Lewis. Loves me! Henceforth let no man,
peering down
Through the dim glittering mine of future years,
Say to himself ‘Too much! this cannot be!’
To-day, and custom, wall up our horizon:
Before the hourly miracle of life
Blindfold we stand, and sigh, as though God were not.
I have wandered in the mountains, mist-bewildered,
And now a breeze comes, and the veil is lifted,
And priceless flowers, o’er which I trod unheeding,
Gleam ready for my grasp. She loves me then!
She who to me was as a nightingale
That sings in magic gardens, rock-beleaguered,
To passing angels melancholy music—
Whose dark eyes hung, like far-off evening stars,
Through rosy-cushioned windows coldly shining
Down from the cloud-world of her unknown fancy—
She, for whom holiest touch of holiest knight
Seemed all too gross—who might have been
a saint
And companied with angels—thus to pluck
The spotless rose of her own maidenhood
To give it unto me!
Wal. You love her then?
Lewis. Look! if yon solid mountain were all
gold,
And each particular tree a band of jewels,
And from its womb the Niebelungen hoard
With elfin wardens called me, ’Leave thy love
And be our Master’—I would turn away—
And know no wealth but her.
Wal. Shall I say this to her?
I am no carrier pigeon, Sir, by breed,
But now, between her friends and persecutors,
My life’s a burden.
Lewis. Persecutors! Who?
Alas! I guess it—I had known my mother
Too light for that fair saint,—but who
else dare wink
When she is by? My knights?
Wal. To a man, my Lord.
Lewis. Here’s chivalry! Well, that’s
soon brought to bar.
The quarrel’s mine; my lance shall clear that
stain.
Wal. Quarrel with your knights? Cut your
own chair-legs off!
They do but sail with the stream. Her passion,
Sir,
Broke shell and ran out twittering before yours did,
And unrequited love is mortal sin
With this chaste world. My boy, my boy, I tell
you,
The fault lies nearer home.
Lewis. I have played the coward—
And in the sloth of false humility,
Cast by the pearl I dared not to deserve.

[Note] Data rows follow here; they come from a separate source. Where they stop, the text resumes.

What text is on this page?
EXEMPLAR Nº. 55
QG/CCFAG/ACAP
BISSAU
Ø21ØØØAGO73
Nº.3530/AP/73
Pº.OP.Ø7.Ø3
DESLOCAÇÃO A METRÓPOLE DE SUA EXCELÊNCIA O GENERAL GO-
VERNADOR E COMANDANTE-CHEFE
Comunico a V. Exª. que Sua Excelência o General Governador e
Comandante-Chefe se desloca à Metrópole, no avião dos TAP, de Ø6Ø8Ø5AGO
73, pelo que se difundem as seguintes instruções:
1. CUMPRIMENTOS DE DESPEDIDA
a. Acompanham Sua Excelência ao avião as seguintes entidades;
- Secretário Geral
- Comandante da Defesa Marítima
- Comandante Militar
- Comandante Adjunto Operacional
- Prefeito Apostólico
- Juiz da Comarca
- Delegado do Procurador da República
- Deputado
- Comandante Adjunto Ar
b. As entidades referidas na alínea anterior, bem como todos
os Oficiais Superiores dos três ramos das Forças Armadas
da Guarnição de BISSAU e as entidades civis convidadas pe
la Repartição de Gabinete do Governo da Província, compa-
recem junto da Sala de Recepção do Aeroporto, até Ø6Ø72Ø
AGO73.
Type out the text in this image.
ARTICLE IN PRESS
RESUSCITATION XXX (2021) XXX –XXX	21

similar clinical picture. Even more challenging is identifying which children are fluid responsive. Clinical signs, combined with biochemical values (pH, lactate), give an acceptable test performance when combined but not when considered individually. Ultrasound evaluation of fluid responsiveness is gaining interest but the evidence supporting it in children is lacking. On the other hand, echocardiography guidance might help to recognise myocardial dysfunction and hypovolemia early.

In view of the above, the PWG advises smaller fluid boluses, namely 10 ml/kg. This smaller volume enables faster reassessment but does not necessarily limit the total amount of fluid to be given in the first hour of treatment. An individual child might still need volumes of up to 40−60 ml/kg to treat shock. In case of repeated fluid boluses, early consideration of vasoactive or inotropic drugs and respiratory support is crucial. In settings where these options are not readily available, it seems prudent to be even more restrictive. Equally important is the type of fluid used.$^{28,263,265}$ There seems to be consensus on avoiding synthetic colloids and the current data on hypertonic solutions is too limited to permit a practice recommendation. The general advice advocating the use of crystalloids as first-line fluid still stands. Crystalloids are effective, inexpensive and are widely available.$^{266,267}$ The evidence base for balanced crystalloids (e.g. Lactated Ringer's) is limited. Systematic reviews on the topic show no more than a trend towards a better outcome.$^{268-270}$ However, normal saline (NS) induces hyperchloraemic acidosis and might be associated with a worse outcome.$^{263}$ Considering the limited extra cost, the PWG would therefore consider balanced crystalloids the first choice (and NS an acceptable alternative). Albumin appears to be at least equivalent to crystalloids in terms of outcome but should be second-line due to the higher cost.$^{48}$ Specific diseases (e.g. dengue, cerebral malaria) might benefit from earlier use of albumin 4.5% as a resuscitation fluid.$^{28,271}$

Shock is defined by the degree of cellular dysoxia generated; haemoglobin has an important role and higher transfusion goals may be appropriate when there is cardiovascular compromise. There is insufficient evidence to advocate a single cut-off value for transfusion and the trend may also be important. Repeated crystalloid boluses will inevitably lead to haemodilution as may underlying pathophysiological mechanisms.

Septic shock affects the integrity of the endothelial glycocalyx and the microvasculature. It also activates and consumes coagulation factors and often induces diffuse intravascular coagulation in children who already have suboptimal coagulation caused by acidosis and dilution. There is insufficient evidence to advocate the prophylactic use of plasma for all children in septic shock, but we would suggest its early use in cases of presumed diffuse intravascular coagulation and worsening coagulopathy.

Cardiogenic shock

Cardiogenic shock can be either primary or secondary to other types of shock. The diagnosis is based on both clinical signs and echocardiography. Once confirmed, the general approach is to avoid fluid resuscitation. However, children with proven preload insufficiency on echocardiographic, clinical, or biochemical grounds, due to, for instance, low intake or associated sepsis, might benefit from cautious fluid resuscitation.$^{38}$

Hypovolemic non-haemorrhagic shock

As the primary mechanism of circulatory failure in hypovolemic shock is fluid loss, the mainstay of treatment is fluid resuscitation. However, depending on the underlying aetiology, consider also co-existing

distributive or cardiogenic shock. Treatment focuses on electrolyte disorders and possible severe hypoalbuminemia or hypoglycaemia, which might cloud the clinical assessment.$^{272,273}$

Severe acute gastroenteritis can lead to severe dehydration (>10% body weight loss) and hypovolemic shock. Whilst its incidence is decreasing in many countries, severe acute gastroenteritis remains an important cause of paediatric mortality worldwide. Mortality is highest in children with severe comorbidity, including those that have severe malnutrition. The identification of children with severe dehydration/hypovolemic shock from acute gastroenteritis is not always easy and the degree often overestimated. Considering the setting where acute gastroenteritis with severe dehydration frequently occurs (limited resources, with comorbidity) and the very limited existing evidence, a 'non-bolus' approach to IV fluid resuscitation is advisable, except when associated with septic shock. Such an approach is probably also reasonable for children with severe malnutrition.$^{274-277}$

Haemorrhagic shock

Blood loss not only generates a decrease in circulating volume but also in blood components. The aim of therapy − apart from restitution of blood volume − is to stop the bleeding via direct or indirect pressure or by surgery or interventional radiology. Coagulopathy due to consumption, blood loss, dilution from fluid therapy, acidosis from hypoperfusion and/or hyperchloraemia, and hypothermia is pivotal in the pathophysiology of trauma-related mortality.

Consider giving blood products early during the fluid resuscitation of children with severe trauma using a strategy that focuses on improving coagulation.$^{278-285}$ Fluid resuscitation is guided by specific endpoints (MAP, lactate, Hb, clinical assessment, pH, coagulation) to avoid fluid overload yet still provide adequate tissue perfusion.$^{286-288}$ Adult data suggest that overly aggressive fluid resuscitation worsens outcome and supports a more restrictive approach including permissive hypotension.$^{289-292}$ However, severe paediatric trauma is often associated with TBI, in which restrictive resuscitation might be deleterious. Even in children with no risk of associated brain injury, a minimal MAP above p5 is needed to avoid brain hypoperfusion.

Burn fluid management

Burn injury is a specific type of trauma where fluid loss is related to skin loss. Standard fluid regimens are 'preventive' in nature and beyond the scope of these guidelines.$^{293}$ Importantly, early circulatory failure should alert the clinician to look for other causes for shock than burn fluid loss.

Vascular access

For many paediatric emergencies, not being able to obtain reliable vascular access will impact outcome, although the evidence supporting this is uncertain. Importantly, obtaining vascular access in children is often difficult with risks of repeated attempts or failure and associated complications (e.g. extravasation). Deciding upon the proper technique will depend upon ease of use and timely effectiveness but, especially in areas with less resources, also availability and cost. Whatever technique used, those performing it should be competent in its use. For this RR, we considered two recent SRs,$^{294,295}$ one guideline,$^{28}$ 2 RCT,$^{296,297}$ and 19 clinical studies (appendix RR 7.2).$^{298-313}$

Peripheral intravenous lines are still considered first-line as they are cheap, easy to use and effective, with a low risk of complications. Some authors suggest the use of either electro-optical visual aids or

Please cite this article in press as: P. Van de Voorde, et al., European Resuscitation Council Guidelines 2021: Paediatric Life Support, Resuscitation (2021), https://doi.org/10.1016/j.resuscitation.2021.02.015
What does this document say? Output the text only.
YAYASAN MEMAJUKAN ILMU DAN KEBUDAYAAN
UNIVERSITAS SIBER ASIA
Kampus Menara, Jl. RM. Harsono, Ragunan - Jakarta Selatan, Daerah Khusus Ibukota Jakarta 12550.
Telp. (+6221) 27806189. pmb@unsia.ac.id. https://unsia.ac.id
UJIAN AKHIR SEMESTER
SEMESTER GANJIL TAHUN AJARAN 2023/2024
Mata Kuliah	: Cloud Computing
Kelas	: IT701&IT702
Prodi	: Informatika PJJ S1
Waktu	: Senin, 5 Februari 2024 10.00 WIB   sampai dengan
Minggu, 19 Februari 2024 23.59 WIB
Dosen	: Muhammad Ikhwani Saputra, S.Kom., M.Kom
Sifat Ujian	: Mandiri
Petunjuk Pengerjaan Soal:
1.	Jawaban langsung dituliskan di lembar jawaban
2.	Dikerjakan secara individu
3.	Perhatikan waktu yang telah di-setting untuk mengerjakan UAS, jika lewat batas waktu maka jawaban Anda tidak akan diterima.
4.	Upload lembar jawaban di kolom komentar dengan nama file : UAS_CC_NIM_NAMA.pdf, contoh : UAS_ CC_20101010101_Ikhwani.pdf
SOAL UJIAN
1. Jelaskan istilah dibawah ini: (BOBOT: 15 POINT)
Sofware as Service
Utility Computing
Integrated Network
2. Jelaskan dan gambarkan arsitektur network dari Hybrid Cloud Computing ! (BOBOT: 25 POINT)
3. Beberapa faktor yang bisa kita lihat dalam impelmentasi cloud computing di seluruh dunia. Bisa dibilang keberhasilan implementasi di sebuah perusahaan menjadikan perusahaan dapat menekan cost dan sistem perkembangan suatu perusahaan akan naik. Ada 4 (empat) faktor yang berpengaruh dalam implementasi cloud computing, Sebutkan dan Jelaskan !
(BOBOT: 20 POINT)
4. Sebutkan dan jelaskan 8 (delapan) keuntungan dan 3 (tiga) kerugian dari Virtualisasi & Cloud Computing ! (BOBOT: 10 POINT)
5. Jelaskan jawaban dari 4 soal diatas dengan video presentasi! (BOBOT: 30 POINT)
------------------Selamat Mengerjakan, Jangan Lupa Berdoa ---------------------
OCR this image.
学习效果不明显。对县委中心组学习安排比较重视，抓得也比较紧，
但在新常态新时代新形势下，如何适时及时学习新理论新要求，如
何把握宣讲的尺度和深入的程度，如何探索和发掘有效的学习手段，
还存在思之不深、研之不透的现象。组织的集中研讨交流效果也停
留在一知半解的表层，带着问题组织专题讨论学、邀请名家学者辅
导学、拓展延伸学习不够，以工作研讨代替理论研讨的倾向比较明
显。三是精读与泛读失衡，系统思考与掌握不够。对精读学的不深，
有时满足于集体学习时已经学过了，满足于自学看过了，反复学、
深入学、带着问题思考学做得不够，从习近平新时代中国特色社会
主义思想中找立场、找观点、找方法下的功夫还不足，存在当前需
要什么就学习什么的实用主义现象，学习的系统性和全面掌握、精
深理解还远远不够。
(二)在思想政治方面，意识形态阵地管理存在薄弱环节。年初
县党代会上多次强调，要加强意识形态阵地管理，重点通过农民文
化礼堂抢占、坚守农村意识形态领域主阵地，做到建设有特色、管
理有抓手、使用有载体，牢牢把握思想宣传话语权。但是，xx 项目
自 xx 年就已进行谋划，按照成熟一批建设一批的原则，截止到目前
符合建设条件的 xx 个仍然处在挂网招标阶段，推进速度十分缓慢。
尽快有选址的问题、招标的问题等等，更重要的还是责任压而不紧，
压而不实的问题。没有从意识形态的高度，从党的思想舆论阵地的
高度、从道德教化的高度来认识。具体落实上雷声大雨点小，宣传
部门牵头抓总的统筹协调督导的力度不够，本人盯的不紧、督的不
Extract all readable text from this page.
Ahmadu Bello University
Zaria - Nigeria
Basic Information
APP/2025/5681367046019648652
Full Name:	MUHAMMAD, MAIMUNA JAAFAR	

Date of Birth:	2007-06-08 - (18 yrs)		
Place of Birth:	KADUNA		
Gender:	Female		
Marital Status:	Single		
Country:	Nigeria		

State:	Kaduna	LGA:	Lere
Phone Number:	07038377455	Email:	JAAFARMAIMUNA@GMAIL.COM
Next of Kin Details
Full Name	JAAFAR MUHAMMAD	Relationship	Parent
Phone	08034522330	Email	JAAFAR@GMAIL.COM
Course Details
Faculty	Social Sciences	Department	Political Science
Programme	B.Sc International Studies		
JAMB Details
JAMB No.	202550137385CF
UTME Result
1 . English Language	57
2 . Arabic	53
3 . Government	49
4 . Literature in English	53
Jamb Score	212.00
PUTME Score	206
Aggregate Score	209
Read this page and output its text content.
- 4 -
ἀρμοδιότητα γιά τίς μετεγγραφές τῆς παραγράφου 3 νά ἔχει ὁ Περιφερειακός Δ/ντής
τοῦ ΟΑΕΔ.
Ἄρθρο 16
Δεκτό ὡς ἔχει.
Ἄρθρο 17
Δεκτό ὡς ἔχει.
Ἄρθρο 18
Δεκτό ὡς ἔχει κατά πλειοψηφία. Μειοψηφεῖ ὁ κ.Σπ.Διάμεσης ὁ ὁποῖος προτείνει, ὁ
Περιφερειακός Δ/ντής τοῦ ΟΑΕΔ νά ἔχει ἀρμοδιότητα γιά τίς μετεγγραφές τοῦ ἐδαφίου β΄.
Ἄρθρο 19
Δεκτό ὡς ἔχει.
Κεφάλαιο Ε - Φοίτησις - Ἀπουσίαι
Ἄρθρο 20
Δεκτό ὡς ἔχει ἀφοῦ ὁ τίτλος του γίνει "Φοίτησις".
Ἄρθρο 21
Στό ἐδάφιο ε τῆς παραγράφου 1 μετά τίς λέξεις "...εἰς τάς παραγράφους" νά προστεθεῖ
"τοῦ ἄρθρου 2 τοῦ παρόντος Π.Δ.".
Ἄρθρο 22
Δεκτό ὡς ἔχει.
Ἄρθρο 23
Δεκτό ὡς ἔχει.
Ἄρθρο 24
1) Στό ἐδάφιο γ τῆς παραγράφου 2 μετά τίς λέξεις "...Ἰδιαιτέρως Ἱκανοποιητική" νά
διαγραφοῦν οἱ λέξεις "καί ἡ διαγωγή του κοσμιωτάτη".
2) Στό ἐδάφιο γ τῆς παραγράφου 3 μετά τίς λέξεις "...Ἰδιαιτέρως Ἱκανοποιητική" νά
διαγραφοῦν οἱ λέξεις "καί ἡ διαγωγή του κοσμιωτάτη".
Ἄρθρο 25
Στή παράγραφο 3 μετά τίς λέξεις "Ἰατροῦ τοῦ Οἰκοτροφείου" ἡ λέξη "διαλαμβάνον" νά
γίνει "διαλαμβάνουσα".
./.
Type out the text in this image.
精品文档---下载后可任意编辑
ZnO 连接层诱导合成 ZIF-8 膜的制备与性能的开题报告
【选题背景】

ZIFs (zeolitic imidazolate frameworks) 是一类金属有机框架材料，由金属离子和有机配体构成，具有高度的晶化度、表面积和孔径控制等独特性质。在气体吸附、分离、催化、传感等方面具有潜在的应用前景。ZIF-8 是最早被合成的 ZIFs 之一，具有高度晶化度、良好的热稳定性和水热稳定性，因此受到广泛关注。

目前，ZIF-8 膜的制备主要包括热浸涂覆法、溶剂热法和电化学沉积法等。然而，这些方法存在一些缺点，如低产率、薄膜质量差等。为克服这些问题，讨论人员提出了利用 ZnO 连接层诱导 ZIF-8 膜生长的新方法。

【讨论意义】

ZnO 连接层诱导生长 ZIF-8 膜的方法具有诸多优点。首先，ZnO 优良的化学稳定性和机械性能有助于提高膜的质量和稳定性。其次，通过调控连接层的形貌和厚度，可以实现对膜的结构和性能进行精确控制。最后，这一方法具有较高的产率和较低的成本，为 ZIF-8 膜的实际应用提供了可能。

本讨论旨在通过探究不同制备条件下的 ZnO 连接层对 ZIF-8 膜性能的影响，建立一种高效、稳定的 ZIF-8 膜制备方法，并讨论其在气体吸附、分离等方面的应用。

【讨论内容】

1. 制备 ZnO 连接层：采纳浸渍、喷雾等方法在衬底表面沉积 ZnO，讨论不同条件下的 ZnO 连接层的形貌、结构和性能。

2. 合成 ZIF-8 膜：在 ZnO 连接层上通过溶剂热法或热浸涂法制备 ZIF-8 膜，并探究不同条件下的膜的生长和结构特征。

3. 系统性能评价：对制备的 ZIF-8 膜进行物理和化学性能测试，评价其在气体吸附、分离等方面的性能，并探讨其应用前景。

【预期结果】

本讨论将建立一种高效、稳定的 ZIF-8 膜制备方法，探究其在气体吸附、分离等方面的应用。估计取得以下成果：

How laggard I must seem to her, though she love me;
Playing with hawks and hounds, while she sits weeping!
’Tis not too late.
Wal. Too late, my royal eyas?
You shall strike this deer yourself at gaze ere long—
She has no mind to slip to cover.
Lewis. Come—
We’ll back—we’ll back; and
you shall bear the message;
I am ashamed to speak. Tell her I love her—
That I should need to tell her! Say, my coyness
Was bred of worship, not of coldness.